An open collar, open hands, and open stance speak precisely that: openness. We can’t say President Obama was terribly transparent with regard to press inquiries. The openness Wiley references, though, is not to be taken for granted. Much has been made about President Obama’s meeting with the Sandy Hook parents, and if I hadn’t seen a President utterly unable to convey any empathy, I myself would be inclined to think this propaganda. It’s vital a leader can be real. A leader should be able to command respect in expressing sincere emotion on behalf of themselves and the country. This doesn’t mean they should be idolized or seen as beyond accountability. They need to be seen as an actual human we’ve entrusted with power—otherwise, the office has been given to a monster or a god.

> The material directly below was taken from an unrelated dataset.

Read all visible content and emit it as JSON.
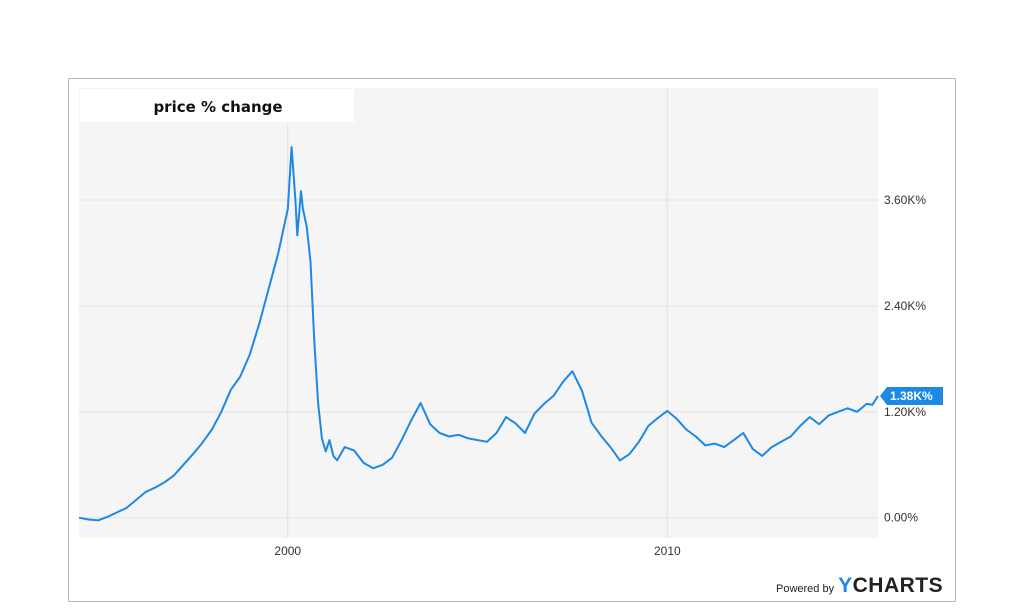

The promise of the Presidency matters. It’s a delicate promise, one wavering between hope and unreality. President Obama and the chair he sits on can be seen as suspended in the painting. Is even the hope things are getting better–things can be better–just a dream? Not quite. I’m drawn to the details of the wooden chair. It’s elaborately rendered, not simply treated as a minor detail. That the chair is an elaborate carving, a work of art within a work of art, seems to be a bit of a jest and maybe the painting’s most serious point. You can let a natural beauty roam free, like the plants. But you can shape what is given by nature, like the wood of a tree. Whatever power entails need not always be violence—it can speak hope and beauty and freedom credibly. President Obama was far from perfect. But because of what he represented, however imperfectly, there’s the possibility of something far greater if we work to end the current nightmare. Maybe we will end drone strikes, end mass incarceration, embrace diversity and greater immigration, provide all with a greater standard of living and genuine opportunity, “achieve and cherish a just, and a lasting peace, among ourselves, and with all nations.”